Lea

Älteste Tochter Labans und Adinas, Rahels Schwester und Jaakobs erste Frau, die Laban, »der Teufel« (IV, 325), ihm in der Hochzeitsnacht an Rahels Stelle unterschiebt. Neben der einzigen Tochter Dina schenkt Lea sechs Jaakobssöhnen das Leben: Ruben, Schimeon, Levi, Juda, Issakhar und Sebulun. Ihre Magd Silpa vermehrt den Kindersegen um zwei weitere Söhne: Gad und Ascher.

»Was Lea betraf, so erschien sie durchaus nicht weniger wohlgebaut, ja sogar größer und stattlicher als Rahel, gab aber ein Beispiel ab für die eigentümliche Entwertung, die ein tadelfreier Gliederwuchs durch ein häßliches Antlitz erfährt« (IV, 237). Lea ist »blödgesichtig« (IV, 255), das heißt: sie schielt, worüber Jaakob sich leise (IV, 237), Esau dagegen, als ihm die Schwägerin beim Wiedersehen der Brüder nach 25 Jahren vorgestellt wird, »laut verwunderte« (IV, 149). Zu allem Überfluss leidet sie auch noch unter einer dauerhaften Entzündung der Bindehäute, so dass ihre Augenlider stets ›grindig‹ und gerötet sind (IV, 237), ein Leiden, das sie ihren Söhnen vererbt und für das Esau ihr bei derselben Gelegenheit einen »edomitischen Kräuterbalsam« anbietet, »wofür sie wütenden Herzens dankte, indem sie ihm die Zehenspitzen küßte« (IV, 149).

Der Erzähler, der nicht müde wird, Leas Hässlichkeit immer wieder in Erinnerung zu bringen, möchte aber doch immerhin festgestellt wissen, dass sie nicht etwa hässlicher »als alle« ist, sondern nur im Vergleich zu Rahel und »nur unter dem Gesichtspunkt des Lieblichen« stark abfällt und dass sich durchaus ein Mann denken ließe, »der, diesem Gesichtspunkte weniger unterworfen als Jaakob, der Älteren trotz der entzündlichen Blödigkeit ihrer blauen Augen [...] sogar den Vorzug gegeben hätte wegen der Fülle und Blondheit ihres schwer geknoteten Haares und der Stattlichkeit ihres zur Mutterschaft tüchtigen Leibes« (IV, 286 f.).

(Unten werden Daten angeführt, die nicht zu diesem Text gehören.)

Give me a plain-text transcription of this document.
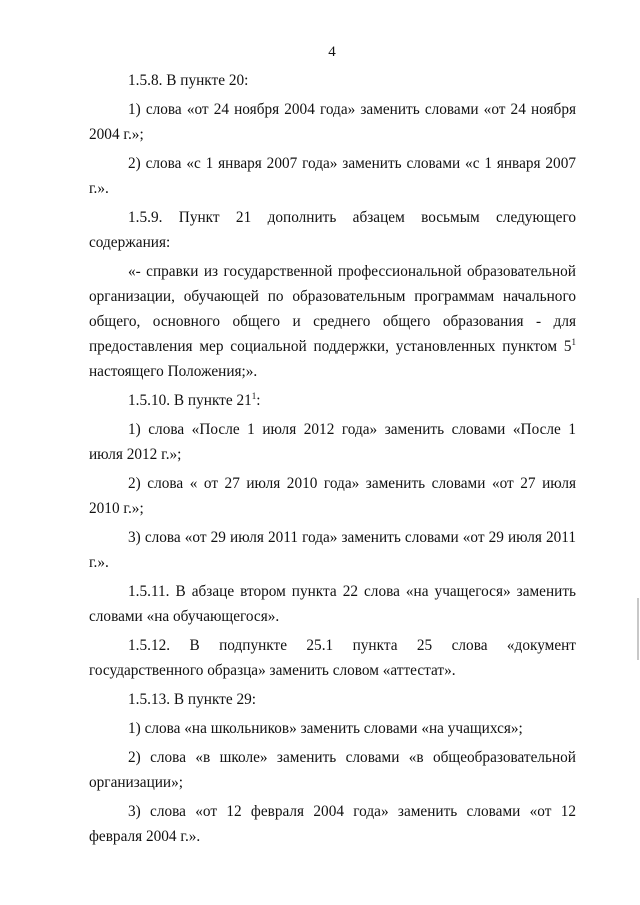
4

1.5.8. В пункте 20:

1) слова «от 24 ноября 2004 года» заменить словами «от 24 ноября 2004 г.»;

2) слова «с 1 января 2007 года» заменить словами «с 1 января 2007 г.».

1.5.9. Пункт 21 дополнить абзацем восьмым следующего содержания:

«- справки из государственной профессиональной образовательной организации, обучающей по образовательным программам начального общего, основного общего и среднего общего образования - для предоставления мер социальной поддержки, установленных пунктом $5^1$ настоящего Положения;».

1.5.10. В пункте $21^1$:

1) слова «После 1 июля 2012 года» заменить словами «После 1 июля 2012 г.»;

2) слова « от 27 июля 2010 года» заменить словами «от 27 июля 2010 г.»;

3) слова «от 29 июля 2011 года» заменить словами «от 29 июля 2011 г.».

1.5.11. В абзаце втором пункта 22 слова «на учащегося» заменить словами «на обучающегося».

1.5.12. В подпункте 25.1 пункта 25 слова «документ государственного образца» заменить словом «аттестат».

1.5.13. В пункте 29:

1) слова «на школьников» заменить словами «на учащихся»;

2) слова «в школе» заменить словами «в общеобразовательной организации»;

3) слова «от 12 февраля 2004 года» заменить словами «от 12 февраля 2004 г.».
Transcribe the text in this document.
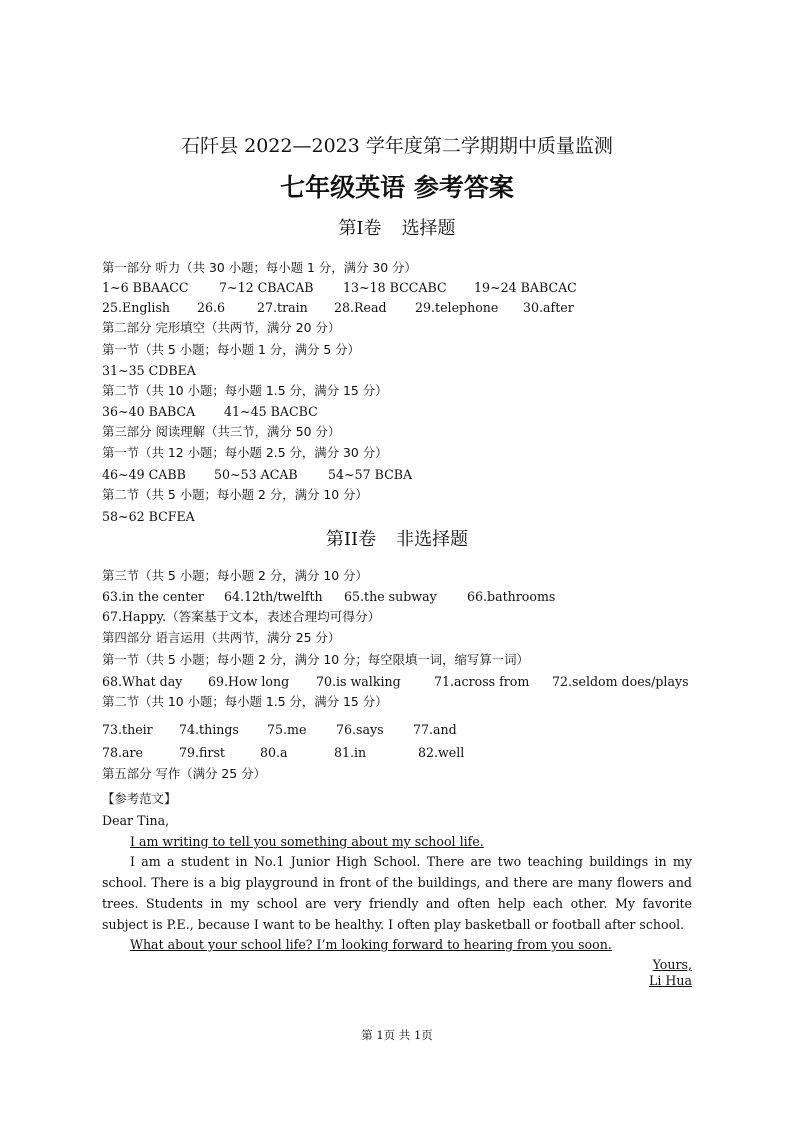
石阡县 2022—2023 学年度第二学期期中质量监测
七年级英语 参考答案
第I卷 选择题
第一部分 听力（共 30 小题；每小题 1 分，满分 30 分）
1~6 BBAACC 7~12 CBACAB 13~18 BCCABC 19~24 BABCAC
25.English 26.6	27.train 28.Read 29.telephone 30.after
第二部分 完形填空（共两节，满分 20 分）
第一节（共 5 小题；每小题 1 分，满分 5 分）
31~35 CDBEA
第二节（共 10 小题；每小题 1.5 分，满分 15 分）
36~40 BABCA 41~45 BACBC
第三部分 阅读理解（共三节，满分 50 分）
第一节（共 12 小题；每小题 2.5 分，满分 30 分）
46~49 CABB 50~53 ACAB 54~57 BCBA
第二节（共 5 小题；每小题 2 分，满分 10 分）
58~62 BCFEA
第II卷 非选择题
第三节（共 5 小题；每小题 2 分，满分 10 分）
63.in the center 64.12th/twelfth 65.the subway 66.bathrooms
67.Happy.（答案基于文本，表述合理均可得分）
第四部分 语言运用（共两节，满分 25 分）
第一节（共 5 小题；每小题 2 分，满分 10 分；每空限填一词，缩写算一词）
68.What day 69.How long 70.is walking	71.across from 72.seldom does/plays
第二节（共 10 小题；每小题 1.5 分，满分 15 分）
73.their 74.things 75.me 76.says 77.and
78.are	79.first	80.a	81.in	82.well
第五部分 写作（满分 25 分）
【参考范文】
Dear Tina,
I am writing to tell you something about my school life.
I am a student in No.1 Junior High School. There are two teaching buildings in my school. There is a big playground in front of the buildings, and there are many flowers and trees. Students in my school are very friendly and often help each other. My favorite subject is P.E., because I want to be healthy. I often play basketball or football after school.
What about your school life? I’m looking forward to hearing from you soon.
Yours,
Li Hua
第 1页 共 1页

Bei der Brautwerbung bekennt Jaakob gegenüber seinem künftigen Schwiegervater freimütig, dass es ihm allein um Rahel zu tun sei und Lea seine »männlichen Wünsche« gar nicht entfache, »sondern im Gegenteil« (IV, 264). Diese Kränkung der Vaterliebe (IV, 313) lässt Laban ihn bitter entgelten, indem er ihm die Verschmähte in der Brautnacht unterschiebt, so dass Jaakob, im Glauben, die geliebte Rahel zu umarmen, »der Unrechten meine Seele und all mein Bestes« gibt (IV, 313). Das presst ihm das Herz zusammen (IV, 315).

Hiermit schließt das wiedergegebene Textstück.